The frontcourt is quite versatile and a bit more familiar from last year with 6-foot-11 stretch forward Sebastian Rancik, a sophomore whose breakout game (19 points, nine rebounds) came at Allen Fieldhouse last season; the lanky, athletic 7-footer Bangot Dak; and powerful 6-foot-10, 270-pound center Elijah Malone, a sixth-year senior who played his first four seasons in the NAIA.

In total, they have made for a much more cohesive group on offense (No. 62 in KenPom) than defense (No. 125, third-worst among Big 12 teams).

CU’s inconsistent results stretch back to nonconference play, when the Buffaloes needed overtime to beat Eastern Washington and lost to Northern Colorado but also picked up wins along the way against solid foes in Providence and Washington. Even with veterans like Malone and Hargress in the fold, head coach and former Jayhawk Tad Boyle is fielding one of the youngest rosters possible, with a whopping eight players listed as freshmen and four sophomores.

Colorado played KU close twice last season when it was the worst team in the Big 12 — particularly in their matchup at the CU Events Center. Now it’ll present an even greater challenge for the Jayhawks as they look to keep the good vibes going.

COLORADO BUFFALOES (12-6, 2-3 BIG 12) vs. No. 19 KANSAS JAYHAWKS (13-5, 3-2 BIG 12)

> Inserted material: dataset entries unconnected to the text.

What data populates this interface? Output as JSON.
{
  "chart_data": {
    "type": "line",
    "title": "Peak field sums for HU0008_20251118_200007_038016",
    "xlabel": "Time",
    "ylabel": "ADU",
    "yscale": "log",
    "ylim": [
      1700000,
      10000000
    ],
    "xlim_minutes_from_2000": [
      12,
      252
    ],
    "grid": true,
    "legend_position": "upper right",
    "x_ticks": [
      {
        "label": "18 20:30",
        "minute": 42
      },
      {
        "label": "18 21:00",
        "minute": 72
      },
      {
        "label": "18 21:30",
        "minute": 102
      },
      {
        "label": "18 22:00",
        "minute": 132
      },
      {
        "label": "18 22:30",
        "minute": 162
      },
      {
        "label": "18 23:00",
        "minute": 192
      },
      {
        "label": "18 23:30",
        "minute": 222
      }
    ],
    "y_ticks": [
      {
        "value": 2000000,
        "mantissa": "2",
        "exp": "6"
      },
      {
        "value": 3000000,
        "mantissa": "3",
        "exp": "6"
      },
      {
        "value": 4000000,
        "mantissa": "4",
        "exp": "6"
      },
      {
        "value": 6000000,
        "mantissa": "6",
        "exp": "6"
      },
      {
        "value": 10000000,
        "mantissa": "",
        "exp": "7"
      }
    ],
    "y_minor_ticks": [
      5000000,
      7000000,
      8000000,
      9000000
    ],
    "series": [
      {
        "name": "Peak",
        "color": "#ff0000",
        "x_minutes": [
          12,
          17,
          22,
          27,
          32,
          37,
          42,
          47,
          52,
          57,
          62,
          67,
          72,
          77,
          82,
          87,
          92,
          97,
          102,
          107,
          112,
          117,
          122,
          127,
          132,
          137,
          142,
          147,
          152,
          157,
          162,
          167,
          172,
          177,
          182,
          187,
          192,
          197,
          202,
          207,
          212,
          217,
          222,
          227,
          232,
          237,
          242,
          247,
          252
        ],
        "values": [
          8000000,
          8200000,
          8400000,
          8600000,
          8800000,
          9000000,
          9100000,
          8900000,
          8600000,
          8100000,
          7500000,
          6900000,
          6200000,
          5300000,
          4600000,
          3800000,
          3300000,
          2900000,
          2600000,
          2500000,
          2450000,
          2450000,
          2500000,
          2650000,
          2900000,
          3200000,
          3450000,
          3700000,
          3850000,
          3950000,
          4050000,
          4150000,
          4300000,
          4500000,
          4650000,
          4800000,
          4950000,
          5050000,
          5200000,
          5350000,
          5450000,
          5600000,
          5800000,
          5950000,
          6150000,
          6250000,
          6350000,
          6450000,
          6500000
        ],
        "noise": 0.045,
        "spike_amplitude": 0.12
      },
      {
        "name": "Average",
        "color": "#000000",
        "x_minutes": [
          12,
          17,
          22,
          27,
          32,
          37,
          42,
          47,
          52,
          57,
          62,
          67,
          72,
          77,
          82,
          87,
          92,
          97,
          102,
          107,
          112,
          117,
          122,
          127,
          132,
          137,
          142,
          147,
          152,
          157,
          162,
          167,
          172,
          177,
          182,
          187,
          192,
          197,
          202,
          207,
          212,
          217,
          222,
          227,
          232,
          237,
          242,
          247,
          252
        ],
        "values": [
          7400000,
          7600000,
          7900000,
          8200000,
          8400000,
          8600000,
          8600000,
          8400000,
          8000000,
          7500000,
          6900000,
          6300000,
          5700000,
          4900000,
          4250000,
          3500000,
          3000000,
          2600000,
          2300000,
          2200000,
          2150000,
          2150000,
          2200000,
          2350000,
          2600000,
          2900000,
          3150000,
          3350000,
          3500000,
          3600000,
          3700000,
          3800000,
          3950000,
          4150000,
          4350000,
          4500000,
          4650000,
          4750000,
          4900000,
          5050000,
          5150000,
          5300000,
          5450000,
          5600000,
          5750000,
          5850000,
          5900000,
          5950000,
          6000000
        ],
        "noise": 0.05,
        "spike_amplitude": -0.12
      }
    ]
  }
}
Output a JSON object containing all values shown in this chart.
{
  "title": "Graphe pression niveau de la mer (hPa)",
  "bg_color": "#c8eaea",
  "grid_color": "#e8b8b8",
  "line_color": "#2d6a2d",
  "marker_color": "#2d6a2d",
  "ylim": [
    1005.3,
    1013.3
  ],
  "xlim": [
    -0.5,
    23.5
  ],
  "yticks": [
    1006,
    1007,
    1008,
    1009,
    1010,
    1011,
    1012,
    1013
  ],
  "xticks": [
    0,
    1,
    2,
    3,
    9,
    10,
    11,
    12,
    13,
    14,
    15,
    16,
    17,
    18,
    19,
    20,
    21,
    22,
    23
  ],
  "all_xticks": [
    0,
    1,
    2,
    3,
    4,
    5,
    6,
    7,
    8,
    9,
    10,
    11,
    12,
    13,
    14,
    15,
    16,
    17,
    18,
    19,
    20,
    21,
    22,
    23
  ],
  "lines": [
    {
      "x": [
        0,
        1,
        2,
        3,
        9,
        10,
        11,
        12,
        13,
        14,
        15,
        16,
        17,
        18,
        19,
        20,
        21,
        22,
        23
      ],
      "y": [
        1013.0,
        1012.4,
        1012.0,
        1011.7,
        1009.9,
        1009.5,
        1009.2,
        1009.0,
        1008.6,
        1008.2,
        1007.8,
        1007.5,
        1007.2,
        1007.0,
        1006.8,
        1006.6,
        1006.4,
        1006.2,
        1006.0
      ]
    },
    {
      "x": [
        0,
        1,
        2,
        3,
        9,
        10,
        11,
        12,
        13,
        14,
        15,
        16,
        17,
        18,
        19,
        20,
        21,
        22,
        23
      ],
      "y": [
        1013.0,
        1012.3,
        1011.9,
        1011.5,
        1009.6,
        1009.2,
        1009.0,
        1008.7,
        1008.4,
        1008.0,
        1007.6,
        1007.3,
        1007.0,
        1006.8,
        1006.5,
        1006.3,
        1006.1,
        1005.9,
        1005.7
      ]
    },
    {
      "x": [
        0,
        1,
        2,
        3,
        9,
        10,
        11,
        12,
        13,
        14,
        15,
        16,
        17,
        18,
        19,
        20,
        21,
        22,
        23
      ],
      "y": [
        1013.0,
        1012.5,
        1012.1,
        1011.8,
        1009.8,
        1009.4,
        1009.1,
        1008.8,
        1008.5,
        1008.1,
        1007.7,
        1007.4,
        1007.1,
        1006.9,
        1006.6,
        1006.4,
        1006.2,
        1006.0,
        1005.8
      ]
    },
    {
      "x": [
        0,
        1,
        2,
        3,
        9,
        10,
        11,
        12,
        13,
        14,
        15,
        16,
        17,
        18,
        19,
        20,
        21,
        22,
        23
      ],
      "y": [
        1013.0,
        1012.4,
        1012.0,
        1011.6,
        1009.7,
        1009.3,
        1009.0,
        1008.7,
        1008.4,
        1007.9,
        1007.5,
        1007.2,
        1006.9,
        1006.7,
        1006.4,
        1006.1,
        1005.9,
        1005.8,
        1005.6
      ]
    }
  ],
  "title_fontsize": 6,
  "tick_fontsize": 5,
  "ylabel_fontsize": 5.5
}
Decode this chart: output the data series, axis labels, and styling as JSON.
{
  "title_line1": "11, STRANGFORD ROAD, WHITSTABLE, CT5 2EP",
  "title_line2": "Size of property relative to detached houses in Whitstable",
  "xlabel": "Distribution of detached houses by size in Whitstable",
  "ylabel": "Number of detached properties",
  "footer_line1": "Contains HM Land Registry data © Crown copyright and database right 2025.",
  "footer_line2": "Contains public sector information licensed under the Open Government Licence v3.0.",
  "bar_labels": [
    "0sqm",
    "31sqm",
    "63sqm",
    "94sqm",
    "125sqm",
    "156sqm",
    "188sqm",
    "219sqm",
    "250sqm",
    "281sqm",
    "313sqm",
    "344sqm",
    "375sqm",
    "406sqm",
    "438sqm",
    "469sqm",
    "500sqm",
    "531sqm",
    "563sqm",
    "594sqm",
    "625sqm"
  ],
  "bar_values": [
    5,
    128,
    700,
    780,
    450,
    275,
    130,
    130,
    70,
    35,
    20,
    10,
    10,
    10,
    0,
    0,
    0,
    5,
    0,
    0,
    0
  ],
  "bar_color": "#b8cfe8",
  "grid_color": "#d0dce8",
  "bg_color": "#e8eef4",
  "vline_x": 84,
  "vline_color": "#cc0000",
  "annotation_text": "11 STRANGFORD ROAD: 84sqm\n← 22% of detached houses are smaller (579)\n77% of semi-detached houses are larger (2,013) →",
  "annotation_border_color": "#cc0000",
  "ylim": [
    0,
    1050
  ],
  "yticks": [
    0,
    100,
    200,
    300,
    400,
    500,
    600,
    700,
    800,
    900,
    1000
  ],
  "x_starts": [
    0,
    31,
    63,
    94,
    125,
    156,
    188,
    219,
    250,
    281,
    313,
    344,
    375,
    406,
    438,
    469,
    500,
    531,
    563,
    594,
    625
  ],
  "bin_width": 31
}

• CU Events Center, Boulder, Colorado, 10 p.m. Central time

• Broadcast: ESPN

• Radio: Jayhawk Radio Network (in Lawrence, KLWN AM 1320 / K269GB FM 101.7 / KKSW FM 105.9 / KMXN FM 92.9)

KEEP AN EYE OUT

Tightened up: After beginning the year in the starting lineup, Kohl Rosario has essentially fallen out of the rotation with two combined mop-up minutes in KU’s last two games. Self said after the game that the Jayhawks have been playing better with a tighter rotation — with Elmarko Jackson and Jamari McDowell as their two players off the bench: “I want everybody to play, but we got to win games.” A key question entering Tuesday’s game is to what extent KU can sustain its seven-man rotation — or if it should even try to do so given the altitude.

Swiper: Jackson has made himself useful in several ways to cement his spot in the rotation, but one of his biggest contributions has been his ability to derail opposing offenses. Over the last four games, he’s averaging 3.3 steals — this for a team that needs every extra possession it can get as it continues to force among the fewest opponent turnovers in the country.

Pushing through: Each conference contest provides another opportunity for KU’s freshman star Darryn Peterson to make it through the end of a game, something he has not reliably done while dealing with cramps. The Jayhawks haven’t needed him to do so of late, as they’ve put games out of reach in the early stages of the second half, but his unbelievable per-minute production to this point — he’s scored 123 points in 136 minutes in league games — certainly has fans dreaming of what he could look like while fully healthy.

OFF-KILTER OBSERVATION

Among the relatively small number of NCAA college basketball players from Montreal, Quebec, two will be on opposite sides of this matchup: KU’s Nginyu Ngala and CU’s Felix Kossaras.